In business, meetings can be a great way to exchange ideas and create solutions to common problems. But have you ever attended a meeting, only to walk out wondering what the heck just happened, why you were there or what was accomplished?
Too often, people are pulled together without clarity around why or what they’re supposed to do. Here are some tips to ensure you’re making the most out of your meetings.
- Pre-meeting planning: Identify the purpose of the meeting and whether or not a meeting is needed in the first place. Do you need to make decisions, share information or create an action plan? Identify your objectives: what is it this meeting is trying to accomplish?
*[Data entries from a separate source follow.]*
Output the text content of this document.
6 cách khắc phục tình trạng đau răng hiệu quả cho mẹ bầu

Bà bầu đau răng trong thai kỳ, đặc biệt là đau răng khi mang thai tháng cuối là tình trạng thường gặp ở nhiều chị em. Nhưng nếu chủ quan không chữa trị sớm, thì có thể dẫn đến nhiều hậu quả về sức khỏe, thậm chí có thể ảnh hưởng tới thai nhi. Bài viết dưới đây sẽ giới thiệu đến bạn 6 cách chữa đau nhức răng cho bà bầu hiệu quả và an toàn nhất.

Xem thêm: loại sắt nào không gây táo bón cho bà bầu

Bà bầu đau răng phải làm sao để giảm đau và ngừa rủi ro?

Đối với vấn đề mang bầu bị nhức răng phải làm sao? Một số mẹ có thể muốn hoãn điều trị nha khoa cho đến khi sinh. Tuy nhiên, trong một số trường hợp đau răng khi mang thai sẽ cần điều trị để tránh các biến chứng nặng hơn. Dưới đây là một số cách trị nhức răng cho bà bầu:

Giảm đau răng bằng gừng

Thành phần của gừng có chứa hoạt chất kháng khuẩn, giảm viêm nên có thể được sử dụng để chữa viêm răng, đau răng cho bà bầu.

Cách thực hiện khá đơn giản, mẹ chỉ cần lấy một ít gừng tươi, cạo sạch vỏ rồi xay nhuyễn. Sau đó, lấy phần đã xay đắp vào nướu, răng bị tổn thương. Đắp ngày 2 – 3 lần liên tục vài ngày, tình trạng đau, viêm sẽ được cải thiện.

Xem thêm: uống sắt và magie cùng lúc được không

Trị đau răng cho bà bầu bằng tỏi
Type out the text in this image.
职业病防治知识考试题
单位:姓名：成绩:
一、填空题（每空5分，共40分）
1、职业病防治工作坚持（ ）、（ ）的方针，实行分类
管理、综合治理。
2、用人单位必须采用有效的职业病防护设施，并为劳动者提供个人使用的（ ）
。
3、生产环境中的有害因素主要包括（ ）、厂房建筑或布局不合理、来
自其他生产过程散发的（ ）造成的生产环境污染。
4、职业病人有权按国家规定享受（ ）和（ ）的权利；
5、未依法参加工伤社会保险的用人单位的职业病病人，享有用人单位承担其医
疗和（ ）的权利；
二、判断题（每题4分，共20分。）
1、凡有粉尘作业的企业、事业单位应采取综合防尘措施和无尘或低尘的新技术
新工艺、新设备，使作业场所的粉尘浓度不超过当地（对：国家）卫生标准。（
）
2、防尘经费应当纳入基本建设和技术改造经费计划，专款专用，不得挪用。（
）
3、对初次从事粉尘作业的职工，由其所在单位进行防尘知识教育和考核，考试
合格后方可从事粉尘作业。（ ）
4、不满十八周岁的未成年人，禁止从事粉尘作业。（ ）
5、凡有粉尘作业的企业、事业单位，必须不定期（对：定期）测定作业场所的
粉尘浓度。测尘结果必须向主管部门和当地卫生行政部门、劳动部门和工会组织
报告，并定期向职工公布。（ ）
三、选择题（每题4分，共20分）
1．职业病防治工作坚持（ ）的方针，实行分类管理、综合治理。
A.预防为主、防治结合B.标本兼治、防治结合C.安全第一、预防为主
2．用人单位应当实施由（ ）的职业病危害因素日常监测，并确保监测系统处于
- Participants: Once you know why you’re meeting and what you want to accomplish, identify who needs to be at the table. Who are the people required to help achieve the objectives identified? Limit participants to those with decision-making power and the ability to remove barriers, but don’t invite too many. The more participants involved, the more complicated and confusing things get. This doesn’t mean more people can’t be involved in the process and actions, but try to limit the number of people participating directly in the meeting.
- Agenda: Create an agenda and timelines for each item so people know what to expect. Send the agenda before the meeting and ask if anyone has anything to add. When you send out the agenda, it’s also a good idea to include any background materials and supporting resources people might need to review beforehand, in order to ensure a productive meeting.
- Process: Identify key roles needed for the meeting (e.g. someone to take notes or track actions/decisions, someone to watch the clock to ensure everyone is staying on time, etc.). To increase engagement in the meeting, ask participants to take on specific tasks and clarify key actions required (e.g. ask someone to report or present at the meeting, etc.) And stay on time. If you schedule a 30-minute meeting, honour that. If the objectives are reached in only 15 minutes, then end the meeting early.
Evaluation: Check to see if the meeting achieved the objectives. Do a roundtable to see what worked well and what might need to be improved on next time. And finally, let people know next steps required (e.g., minutes will be provided to participants by a specific date, clarify what key actions need to be completed by who and when, and the meeting facilitator or lead needs to hold people accountable for their action items and reporting back results).